Gzipped transfer size is what travels over the network, and it's the basis vendors' own numbers usually use — so it's the only fair, like-for-like comparison. Parsed (uncompressed) size is much larger and is what the browser must actually parse and execute on the main thread; heavy widgets in the 200–400 KB gzipped range typically unpack to 1 MB+ of JavaScript. Compare gzipped to gzipped, then remember parsing costs CPU on top.
How was the 200–400 KB competitor range measured?
Internal measurement of popular chat/live-chat widgets (April 2026): total gzipped JavaScript transferred on a cold load of a blank test page, every chunk and vendor file counted, not just the loader stub. We re-check the range quarterly.
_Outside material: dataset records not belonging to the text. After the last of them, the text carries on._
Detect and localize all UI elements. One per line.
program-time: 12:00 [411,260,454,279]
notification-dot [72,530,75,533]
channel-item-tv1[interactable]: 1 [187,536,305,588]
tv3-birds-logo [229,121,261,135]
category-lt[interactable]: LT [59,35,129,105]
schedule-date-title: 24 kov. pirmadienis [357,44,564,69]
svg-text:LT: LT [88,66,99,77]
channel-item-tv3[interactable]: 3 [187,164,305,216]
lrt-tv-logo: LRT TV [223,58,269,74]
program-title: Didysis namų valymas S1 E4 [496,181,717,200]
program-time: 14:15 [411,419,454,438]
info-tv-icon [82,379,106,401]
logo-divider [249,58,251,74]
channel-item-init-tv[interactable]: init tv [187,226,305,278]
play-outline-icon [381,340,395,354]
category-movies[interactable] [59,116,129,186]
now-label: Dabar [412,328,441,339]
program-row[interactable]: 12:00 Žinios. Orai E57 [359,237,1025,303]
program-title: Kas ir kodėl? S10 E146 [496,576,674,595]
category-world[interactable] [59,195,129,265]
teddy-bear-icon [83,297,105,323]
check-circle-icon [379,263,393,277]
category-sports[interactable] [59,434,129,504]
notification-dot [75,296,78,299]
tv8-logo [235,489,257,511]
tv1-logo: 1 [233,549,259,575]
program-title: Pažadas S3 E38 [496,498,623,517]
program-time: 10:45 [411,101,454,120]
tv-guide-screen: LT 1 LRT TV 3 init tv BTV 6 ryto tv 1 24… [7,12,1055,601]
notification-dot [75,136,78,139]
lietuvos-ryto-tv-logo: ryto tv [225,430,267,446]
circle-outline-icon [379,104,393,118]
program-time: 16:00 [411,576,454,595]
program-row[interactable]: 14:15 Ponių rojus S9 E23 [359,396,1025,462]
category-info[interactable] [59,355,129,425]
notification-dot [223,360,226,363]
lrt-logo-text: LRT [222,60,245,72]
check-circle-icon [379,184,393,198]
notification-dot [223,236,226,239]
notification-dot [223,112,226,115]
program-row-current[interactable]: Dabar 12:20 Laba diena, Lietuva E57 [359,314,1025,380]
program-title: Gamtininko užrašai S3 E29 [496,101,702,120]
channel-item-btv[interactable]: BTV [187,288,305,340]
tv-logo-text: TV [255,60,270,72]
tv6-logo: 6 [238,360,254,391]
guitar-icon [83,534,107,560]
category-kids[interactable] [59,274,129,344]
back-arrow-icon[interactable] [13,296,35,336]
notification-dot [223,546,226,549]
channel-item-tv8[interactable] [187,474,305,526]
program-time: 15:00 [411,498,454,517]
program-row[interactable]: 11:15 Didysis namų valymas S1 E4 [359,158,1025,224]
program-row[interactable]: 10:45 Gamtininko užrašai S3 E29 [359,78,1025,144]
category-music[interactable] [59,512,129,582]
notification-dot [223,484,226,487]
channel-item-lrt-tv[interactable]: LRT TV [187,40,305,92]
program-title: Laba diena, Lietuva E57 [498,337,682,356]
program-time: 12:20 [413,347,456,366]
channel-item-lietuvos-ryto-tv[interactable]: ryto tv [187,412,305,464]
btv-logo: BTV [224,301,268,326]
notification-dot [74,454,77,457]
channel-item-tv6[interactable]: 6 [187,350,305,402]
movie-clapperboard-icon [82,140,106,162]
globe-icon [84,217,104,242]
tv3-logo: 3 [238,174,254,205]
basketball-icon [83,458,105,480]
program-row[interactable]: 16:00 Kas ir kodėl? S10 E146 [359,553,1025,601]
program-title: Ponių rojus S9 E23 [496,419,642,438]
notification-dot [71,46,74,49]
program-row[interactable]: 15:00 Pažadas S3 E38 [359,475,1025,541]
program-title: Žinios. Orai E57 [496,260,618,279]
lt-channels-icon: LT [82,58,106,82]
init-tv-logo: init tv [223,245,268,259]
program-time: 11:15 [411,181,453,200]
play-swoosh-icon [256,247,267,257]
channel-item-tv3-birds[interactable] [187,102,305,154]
Your numbers may vary by configuration — which is exactly why this page shows you how to measure any widget yourself.
Does widget weight really affect SEO?
Indirectly but measurably: third-party JavaScript affects Core Web Vitals (especially interactivity and main-thread blocking on mobile), and Core Web Vitals feed Google's page-experience signals. Google's own PageSpeed Insights flags heavy widgets under 'Reduce the impact of third-party code.' If rankings matter to you, your chat widget's bytes are part of your SEO budget.